Among congeners it can be told apart from the similar-looking T. pumila by its larger adult size and presence of a single solid dark midlateral stripe on the body, above which is a second stripe that is variable depending on the mood of the fish, sometimes fading entirely. In T. pumila the upper stripe comprises a series of blotches, the appearance of which is not mood-dependant.

Trichopsis species are able to produce audible sounds via a specialised pectoral mechanism which is unique within the family Osphronemidae. The structure comprises modified pectoral-fin tendons and muscles which are stretched and plucked by the basal portion of the anterior fin rays in a similar way to guitar strings. The pectoral-fins beat alternately, each able to generate short or long bursts of sound. These sounds are produced by both sexes, predominantly during agnostic and nuptial interactions, and they differ in temporal parameters, frequency, and pressure between the species. Studies suggest that Trichopsis species are able to settle conflicts without damaging each other physically by assessing factors such as body weight and length, which are transmitted by both visual and acoustic ‘croaking’ signals. During courtship the female produces ‘purring’ sounds in order to initiate spawning, and they are the only fishes in which this is known to occur.

Following Rainboth (1996), the genus Trichopsis can be diagnosed as follows: dorsal-fin origin markedly posterior to pectoral-fin base; pelvic-fin with a single spinous ray with a filamentous extension, and 4 branched rays; 2-4 spinous dorsal-fin rays; 4-8 spinous anal-fin rays; lateral line absent. Its closest relatives are considered to be the genera Betta and Pseudosphromenus.

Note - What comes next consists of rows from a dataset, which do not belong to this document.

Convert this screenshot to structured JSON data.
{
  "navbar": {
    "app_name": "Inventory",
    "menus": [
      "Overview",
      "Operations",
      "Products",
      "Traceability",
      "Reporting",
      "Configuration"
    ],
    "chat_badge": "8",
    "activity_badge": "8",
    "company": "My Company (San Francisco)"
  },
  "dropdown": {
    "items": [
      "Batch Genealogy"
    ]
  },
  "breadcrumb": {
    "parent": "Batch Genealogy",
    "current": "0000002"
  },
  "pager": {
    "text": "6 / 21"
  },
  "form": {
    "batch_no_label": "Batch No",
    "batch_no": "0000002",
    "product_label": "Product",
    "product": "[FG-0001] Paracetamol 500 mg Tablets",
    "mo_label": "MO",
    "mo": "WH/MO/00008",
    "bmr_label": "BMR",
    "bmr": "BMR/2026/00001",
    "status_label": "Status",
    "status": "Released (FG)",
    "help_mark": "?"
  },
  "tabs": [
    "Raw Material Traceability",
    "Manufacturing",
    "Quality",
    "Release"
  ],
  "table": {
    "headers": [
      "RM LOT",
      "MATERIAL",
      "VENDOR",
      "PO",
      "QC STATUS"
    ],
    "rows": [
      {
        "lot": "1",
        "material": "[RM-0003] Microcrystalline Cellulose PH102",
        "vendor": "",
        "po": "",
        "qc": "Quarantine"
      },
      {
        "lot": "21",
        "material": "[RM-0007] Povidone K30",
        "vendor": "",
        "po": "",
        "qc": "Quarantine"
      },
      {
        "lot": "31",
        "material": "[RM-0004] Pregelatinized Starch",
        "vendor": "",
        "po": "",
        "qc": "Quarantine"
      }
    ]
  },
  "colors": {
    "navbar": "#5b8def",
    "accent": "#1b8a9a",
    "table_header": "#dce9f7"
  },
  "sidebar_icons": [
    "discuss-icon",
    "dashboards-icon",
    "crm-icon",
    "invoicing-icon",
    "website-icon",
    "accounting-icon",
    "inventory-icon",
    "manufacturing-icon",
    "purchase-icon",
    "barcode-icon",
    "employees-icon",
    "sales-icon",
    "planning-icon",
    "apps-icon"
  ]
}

Like others in the suborder Anabantoidei this species possesses an accessory breathing organ known as the labyrinth, which permits the fish to breathe atmospheric air to a certain extent. Comprising paired suprabranchial organs formed via expansion of the epibranchial (upper) section of the first gill arch and housed in a chamber above the gills, it contains many highly-vascularised, folded flaps of skin which function as a large respiratory surface. Its structure varies in complexity between species, tending to be more developed in those inhabiting harsher environments.

References

  1. Ladiges, W., 1962 - Aquarien und Terrarien-Zeitschrift 15(4): 101-103
    Trichopsis schalleri spec. nov., ein neuer Gurami aus Thailand.
  2. Kottelat, M., 2013 - Raffles Bulletin of Zoology Supplement 27: 1-663
    The fishes of the inland waters of southeast Asia: a catalogue and core bibiography of the fishes known to occur in freshwaters, mangroves and estuaries.
  3. Ladich, F., 1998 - Ethology 104: 517-529
    Sound Characteristics and Outcome of Contests in Male Croaking Gouramis (Teleostei).
  4. Ladich, F. and G. Schleinzer, 2015 - Comparative Biochemistry and Physiology, Part A 182: 8-13
    Effect of temperature on acoustic communication: Sound production in the croaking gourami (labyrinth fishes).
  5. Linke, H., 1991 - Tetra Press: 176 pp.
    Labyrinth Fish. The Bubble-Nest-Builders.
  6. Rüber L., R. Britz and R. Zardoya, 2006 - Systematic Biology 55(3): 374-397
    Molecular phylogenetics and evolutionary diversification of labyrinth fishes (Perciformes: Anabantoidei).